A Way Forward: Get On The Bus
Twitter has built the first ubiquitous, Internet-wide, scalable pub-sub messaging bus. Today that bus primarily carries human-language messages from person to person, but there are no technical limitations preventing its broader use. The system could be enhanced and expanded to provide additional features – security, reliability, bursty-ness, quantity of messages, quantity of followers, to name just a few – and then Twitter can charge companies for access to those features. Industrial control and just-in-time manufacturing, stock quotes and financial data, and broadcast and media conglomerates would all have benefited from a general-purpose, simple message exchange API.
Such a generalized service would be far more useful to the world at large than just another mechanism for shoving ads in my face, and I would bet that the potential profits from becoming the de facto worldwide messaging bus would dwarf even the wildest projections for ad revenues.

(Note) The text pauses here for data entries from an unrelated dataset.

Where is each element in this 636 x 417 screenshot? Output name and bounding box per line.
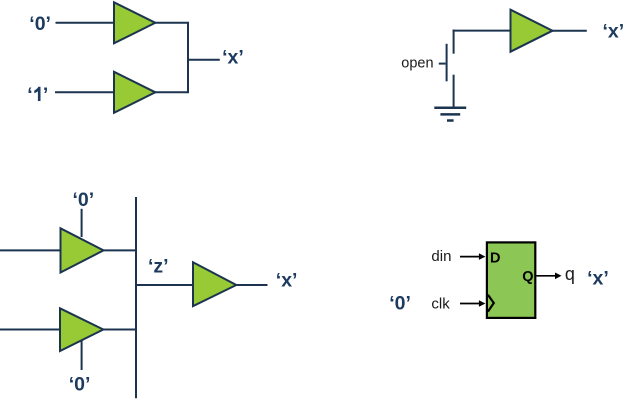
svg-text:D: D [490,250,500,266]
svg-text:‘0’: ‘0’ [29,13,51,35]
svg-text:‘0’: ‘0’ [69,373,91,395]
svg-text:’: ’ [43,84,48,106]
svg-text:open: open [401,56,433,72]
svg-text:‘: ‘ [27,84,32,106]
svg-text:‘x’: ‘x’ [587,267,609,289]
svg-text:clk: clk [431,296,450,313]
svg-text:‘0’: ‘0’ [73,189,95,211]
svg-text:‘x’: ‘x’ [276,270,298,292]
svg-text:Q: Q [522,269,533,285]
svg-text:‘x’: ‘x’ [222,47,244,69]
svg-text:‘x’: ‘x’ [603,21,625,43]
svg-text:din: din [431,248,451,265]
svg-text:‘0’: ‘0’ [389,293,411,315]
svg-text:q: q [565,264,575,284]
svg-text:‘z’: ‘z’ [148,255,169,277]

It wouldn’t be easy: highly available, super-scalable systems are fraught with difficulty – just ask Amazon – but Twitter is closer to it than anyone else, and their lead and mindshare would give them a huge network-effect advantage in the marketplace.
With this new model replacing the advertising money, third-party clients would no longer be an existential threat. Twitter could remove the pillow from the face of their ecosystem and breath new life back into their slowly-suffocating community.
Will they take this path? I doubt it. The company’s actions in the past several months clearly telegraph their intentions. Twitter’s API teaches us an important lesson that, no matter how well designed, documented, and supported an platform is, there will always be people behind it making business decisions. Those decisions can affect the usability of the API just as deeply as bad design, and often much more suddenly. Caveat programmer!